A imagem e o talento

Nestes tempos em que a imagem vale mais do que mil talentos, há pessoas que por muito que façam, dificilmente verão reconhecidos os méritos. Assaltam-me a memória uma série de nomes que poderíamos encaixar neste vasto naipe, mas queria falar de um: Sebastião Antunes. Assim de repente, é um nome comum que não dirá muito à esmagadora maioria dos portugueses, e não é de estranhar, apesar de ser um honesto compositor, autor e intérprete musical há cerca de 20 anos. Conheci-o no princípio dos anos 90, no Cacém, onde ambos morávamos; ele o artista, eu o espectador e admirador. Integrava então um projecto chamado Peace Makers, que chegou a ter alguma repercussão, particularmente com um tema intitulado Caixa de Música. Bandolins, violinos, gaitas-de-foles, flautas, letras sempre com sentido e terminologias populares, assim como as músicas, melodiosas ou ritmadas, mas com sonoridades bem ancoradas naquilo que é a essência das nossas origens culturais, que em tempos remotos nos chegaram do Norte da Europa.
Pouco depois nascia um outro projecto, que teria uma maior projecção, os Quadrilha. Fizeram cinco álbuns, mas falava-se deles apenas aquando do lançamento das novas criações. Passavam então uma ou outra música numa ou noutra estação de rádio, quase sempre na Antena 1, e pouco mais. Por vezes iam à televisão, quase sempre àqueles programas de fim de tarde, onde abundam os playbacks - mas quem pode desperdiçar uma ida à televisão? essa majestade que tudo devora. Sebastião Antunes tem feito uma carreira digna, mas discreta, discreta de mais face ao que merece. Ele é o comandante desta Quadrilha, o guia da banda, o seu principal municiador de músicas, letras e a voz principal. Foi fazendo outras experiências esporádicas com outros músicos, outras sensibilidades, sem nunca se afastar das origens.

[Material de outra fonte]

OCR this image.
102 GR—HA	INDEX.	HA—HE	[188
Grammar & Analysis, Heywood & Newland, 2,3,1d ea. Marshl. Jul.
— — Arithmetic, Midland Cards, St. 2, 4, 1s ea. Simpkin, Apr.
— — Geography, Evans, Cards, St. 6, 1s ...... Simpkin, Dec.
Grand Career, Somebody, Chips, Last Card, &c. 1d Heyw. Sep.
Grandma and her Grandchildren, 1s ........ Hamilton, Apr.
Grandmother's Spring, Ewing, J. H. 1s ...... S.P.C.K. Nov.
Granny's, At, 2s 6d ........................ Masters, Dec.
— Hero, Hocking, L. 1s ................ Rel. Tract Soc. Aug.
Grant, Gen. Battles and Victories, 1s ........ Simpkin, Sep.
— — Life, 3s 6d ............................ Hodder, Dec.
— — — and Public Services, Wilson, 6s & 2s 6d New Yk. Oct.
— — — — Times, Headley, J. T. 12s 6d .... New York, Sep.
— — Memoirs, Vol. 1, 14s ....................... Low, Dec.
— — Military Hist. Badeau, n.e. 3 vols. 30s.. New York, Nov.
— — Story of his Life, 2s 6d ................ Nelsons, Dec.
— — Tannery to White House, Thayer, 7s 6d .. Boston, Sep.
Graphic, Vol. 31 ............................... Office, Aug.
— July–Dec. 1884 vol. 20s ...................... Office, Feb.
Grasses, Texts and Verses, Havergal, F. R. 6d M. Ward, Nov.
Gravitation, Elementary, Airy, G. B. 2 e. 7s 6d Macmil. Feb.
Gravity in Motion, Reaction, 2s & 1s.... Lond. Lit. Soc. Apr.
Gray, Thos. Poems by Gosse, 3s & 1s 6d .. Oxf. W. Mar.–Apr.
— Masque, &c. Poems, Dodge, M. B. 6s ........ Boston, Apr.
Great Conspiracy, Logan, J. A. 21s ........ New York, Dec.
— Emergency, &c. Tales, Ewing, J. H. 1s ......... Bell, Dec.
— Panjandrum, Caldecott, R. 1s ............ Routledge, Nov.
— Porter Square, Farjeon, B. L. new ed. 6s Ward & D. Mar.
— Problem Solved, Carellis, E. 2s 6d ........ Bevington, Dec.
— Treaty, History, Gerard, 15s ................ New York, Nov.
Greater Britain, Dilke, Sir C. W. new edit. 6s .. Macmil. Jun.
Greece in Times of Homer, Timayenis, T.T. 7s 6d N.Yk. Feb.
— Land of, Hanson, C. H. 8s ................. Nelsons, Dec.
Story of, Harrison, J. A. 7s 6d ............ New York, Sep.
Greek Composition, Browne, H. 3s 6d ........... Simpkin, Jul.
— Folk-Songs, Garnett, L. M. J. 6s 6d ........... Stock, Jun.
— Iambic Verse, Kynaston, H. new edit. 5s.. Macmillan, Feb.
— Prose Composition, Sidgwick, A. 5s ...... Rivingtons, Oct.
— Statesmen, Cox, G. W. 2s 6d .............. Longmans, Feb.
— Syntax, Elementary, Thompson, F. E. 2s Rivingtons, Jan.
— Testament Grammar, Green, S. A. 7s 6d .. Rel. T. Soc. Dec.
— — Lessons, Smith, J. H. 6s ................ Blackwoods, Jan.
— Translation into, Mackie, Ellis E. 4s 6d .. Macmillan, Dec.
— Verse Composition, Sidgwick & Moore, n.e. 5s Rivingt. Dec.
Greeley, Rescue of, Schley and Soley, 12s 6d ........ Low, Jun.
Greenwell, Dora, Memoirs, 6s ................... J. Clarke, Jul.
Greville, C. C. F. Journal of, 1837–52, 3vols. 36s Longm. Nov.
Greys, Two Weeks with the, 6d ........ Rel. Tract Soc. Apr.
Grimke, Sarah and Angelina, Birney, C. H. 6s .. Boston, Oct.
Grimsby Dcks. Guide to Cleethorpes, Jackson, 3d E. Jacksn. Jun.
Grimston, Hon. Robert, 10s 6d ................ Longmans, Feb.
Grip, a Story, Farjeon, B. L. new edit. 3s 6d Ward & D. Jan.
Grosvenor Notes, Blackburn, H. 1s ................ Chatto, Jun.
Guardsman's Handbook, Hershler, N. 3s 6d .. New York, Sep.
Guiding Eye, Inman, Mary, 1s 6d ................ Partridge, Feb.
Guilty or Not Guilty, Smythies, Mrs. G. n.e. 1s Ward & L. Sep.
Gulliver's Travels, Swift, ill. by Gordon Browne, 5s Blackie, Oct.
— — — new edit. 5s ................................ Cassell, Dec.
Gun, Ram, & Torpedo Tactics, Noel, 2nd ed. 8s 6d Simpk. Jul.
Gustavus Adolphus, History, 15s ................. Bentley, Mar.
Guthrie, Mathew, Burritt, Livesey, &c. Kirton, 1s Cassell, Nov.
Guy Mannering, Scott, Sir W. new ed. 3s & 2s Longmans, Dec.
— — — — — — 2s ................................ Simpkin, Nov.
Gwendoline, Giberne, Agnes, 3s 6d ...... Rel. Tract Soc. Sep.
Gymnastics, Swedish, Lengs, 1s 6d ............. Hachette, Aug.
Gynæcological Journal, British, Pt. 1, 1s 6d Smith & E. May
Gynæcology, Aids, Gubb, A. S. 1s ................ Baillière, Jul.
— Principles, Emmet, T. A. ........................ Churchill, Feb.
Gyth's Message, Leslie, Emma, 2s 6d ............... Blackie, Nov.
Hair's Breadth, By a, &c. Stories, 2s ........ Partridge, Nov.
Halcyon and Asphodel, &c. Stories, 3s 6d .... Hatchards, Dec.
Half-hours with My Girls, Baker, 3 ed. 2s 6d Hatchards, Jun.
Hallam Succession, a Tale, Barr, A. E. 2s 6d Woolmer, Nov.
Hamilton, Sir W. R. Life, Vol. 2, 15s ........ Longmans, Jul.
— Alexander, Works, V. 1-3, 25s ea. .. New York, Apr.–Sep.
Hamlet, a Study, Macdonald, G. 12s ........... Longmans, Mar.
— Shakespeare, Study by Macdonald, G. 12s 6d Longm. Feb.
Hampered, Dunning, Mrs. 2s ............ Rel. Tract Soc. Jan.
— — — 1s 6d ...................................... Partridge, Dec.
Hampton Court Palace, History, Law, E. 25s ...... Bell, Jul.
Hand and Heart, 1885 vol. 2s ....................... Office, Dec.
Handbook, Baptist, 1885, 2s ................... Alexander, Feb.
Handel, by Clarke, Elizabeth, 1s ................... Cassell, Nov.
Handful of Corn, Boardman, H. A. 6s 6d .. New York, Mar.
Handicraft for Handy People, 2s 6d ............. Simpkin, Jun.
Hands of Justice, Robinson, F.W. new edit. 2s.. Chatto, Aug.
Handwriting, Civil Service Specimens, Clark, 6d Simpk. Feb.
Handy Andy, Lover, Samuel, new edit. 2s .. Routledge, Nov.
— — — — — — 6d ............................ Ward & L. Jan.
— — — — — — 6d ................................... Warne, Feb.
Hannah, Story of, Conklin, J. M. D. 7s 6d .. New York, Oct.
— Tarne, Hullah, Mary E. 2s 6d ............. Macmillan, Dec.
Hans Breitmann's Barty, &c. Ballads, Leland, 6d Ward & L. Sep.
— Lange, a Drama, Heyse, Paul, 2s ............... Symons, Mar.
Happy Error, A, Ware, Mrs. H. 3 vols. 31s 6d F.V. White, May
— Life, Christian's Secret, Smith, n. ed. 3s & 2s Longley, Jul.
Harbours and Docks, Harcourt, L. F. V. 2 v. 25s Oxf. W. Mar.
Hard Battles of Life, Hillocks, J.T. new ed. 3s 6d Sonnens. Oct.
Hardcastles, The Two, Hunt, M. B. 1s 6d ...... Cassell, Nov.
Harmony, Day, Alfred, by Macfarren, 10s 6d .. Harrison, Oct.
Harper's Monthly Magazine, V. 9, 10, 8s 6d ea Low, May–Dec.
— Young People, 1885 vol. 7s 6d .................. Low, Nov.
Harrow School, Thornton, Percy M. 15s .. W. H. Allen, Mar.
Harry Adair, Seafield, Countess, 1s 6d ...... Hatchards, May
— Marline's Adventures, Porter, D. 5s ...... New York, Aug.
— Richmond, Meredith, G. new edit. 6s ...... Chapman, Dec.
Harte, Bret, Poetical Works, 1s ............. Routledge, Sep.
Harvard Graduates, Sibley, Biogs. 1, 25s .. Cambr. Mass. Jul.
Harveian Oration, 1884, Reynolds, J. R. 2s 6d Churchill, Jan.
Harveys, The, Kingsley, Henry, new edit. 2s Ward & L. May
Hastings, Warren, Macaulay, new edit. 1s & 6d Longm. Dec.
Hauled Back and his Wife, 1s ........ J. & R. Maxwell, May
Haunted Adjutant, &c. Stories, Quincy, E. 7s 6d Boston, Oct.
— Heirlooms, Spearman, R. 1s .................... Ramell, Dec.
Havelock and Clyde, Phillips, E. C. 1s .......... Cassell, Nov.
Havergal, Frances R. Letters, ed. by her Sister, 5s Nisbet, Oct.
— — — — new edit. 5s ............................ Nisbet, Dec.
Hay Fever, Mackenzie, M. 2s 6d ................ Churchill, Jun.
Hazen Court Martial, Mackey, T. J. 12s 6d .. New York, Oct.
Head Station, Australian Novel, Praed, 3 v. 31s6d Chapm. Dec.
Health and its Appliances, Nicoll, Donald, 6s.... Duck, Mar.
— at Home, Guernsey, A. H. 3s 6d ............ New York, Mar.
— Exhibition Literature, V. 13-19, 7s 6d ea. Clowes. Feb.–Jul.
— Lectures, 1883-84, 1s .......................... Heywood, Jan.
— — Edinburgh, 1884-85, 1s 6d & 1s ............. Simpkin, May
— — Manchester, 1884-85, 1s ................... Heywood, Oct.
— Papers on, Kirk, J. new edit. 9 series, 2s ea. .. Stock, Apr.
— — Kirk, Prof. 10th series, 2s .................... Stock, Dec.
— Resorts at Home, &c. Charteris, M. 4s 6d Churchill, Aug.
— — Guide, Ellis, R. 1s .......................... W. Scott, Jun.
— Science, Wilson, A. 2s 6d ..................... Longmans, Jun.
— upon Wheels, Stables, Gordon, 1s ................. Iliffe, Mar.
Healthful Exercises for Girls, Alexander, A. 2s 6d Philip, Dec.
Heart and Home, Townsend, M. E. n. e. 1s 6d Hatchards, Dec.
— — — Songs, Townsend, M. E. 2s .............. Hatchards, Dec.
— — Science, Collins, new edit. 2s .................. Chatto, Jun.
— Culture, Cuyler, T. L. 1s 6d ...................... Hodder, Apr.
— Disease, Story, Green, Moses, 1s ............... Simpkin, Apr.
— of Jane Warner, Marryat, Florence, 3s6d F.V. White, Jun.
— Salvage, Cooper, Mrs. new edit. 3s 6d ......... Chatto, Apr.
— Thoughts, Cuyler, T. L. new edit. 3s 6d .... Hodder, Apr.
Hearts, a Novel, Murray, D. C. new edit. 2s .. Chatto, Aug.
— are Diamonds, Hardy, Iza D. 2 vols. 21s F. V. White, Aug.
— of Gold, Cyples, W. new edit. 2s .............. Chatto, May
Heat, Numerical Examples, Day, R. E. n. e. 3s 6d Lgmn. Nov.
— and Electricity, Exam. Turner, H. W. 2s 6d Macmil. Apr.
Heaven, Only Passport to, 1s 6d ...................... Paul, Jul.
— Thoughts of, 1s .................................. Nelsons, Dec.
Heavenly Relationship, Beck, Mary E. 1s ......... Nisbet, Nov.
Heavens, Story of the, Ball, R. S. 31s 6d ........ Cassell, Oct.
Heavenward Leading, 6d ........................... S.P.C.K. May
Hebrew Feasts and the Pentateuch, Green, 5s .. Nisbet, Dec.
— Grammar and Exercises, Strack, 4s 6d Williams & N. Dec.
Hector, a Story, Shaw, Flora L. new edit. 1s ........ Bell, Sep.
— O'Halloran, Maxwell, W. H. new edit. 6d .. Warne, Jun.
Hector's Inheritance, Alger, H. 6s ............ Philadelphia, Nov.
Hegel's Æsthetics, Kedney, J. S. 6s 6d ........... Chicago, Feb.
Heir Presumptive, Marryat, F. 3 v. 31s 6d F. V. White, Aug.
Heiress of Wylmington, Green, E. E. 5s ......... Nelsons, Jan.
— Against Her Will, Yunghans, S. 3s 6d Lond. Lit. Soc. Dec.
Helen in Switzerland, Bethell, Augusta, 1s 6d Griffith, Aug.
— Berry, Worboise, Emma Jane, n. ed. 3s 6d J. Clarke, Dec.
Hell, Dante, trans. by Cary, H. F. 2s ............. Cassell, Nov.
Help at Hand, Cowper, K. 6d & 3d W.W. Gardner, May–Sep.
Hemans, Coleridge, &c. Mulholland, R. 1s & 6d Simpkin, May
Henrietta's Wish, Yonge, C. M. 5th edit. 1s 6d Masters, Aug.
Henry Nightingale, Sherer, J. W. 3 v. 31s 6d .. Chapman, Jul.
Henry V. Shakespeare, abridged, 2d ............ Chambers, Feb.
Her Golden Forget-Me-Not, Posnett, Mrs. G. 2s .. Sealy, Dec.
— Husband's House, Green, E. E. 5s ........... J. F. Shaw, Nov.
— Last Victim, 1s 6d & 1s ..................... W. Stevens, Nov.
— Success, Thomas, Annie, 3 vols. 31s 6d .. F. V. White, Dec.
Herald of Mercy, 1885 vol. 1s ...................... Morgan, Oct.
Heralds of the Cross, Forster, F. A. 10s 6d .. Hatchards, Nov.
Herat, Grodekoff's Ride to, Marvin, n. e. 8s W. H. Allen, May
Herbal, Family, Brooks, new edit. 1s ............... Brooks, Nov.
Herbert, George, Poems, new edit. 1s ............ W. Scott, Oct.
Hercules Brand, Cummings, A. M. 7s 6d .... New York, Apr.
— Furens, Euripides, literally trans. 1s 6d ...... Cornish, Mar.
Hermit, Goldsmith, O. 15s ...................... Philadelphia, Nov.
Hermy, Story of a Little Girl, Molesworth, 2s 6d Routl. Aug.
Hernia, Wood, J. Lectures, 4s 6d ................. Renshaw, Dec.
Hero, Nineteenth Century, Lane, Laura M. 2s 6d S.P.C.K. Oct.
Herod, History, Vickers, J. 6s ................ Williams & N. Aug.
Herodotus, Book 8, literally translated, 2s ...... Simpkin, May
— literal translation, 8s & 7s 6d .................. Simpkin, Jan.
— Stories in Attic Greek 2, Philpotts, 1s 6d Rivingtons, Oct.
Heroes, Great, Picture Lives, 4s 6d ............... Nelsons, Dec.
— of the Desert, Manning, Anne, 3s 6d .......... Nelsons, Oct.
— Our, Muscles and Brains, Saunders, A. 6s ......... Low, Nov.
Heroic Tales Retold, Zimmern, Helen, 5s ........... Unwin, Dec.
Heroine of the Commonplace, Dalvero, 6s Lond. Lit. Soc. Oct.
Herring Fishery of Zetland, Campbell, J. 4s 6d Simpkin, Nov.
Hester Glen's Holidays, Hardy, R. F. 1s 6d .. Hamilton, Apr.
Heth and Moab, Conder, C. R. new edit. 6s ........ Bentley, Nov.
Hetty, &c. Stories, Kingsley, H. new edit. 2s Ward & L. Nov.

Esta segunda-feira, dia 19, foi posto à venda o seu primeiro disco a solo; «Cá Dentro» é o seu título. São doze temas, nove dos quais originais, onde está presente o cunho que distingue este cante-autor: as sonoridades celtas, com reflexos evidentes nas manifestações culturais mais arreigadas nas gentes de Trás-os-Montes, Minho, Galiza, entre muitas outras regiões e países puxados a Norte.
Ainda que, resignando-nos aos ventos que sopram e ditam as preferências do consumo imediato, do usar rápido e deitar fora igualmente rápido, para comprarmos mais; talvez vencidos, mas nunca convencidos de que a imagem vale mais do que mil talentos, ainda assim, vale bem a pena ouvirmos este «Cá Dentro» e, sempre, Sebastião Antunes. Primeiro porque é muito bom, e esta razão bastaria, depois, por uma questão de militância pelas coisas autênticas que resistem. Ao ouvi-lo até parece que prevaricamos, porque damos um safanão a essa tendência pós moderna de tratar a cultura como coisa real por fora visando apenas o lucro, mas sem substância real por dentro; chutamos para canto os produtos que não conseguem acrescentar coisa alguma a um futuro cultural matizado como desejamos, pelo contrário, engrossam o caudal que parece seguir irreprimível no caminho do unanimismo cultural. Para pobreza de todos nós.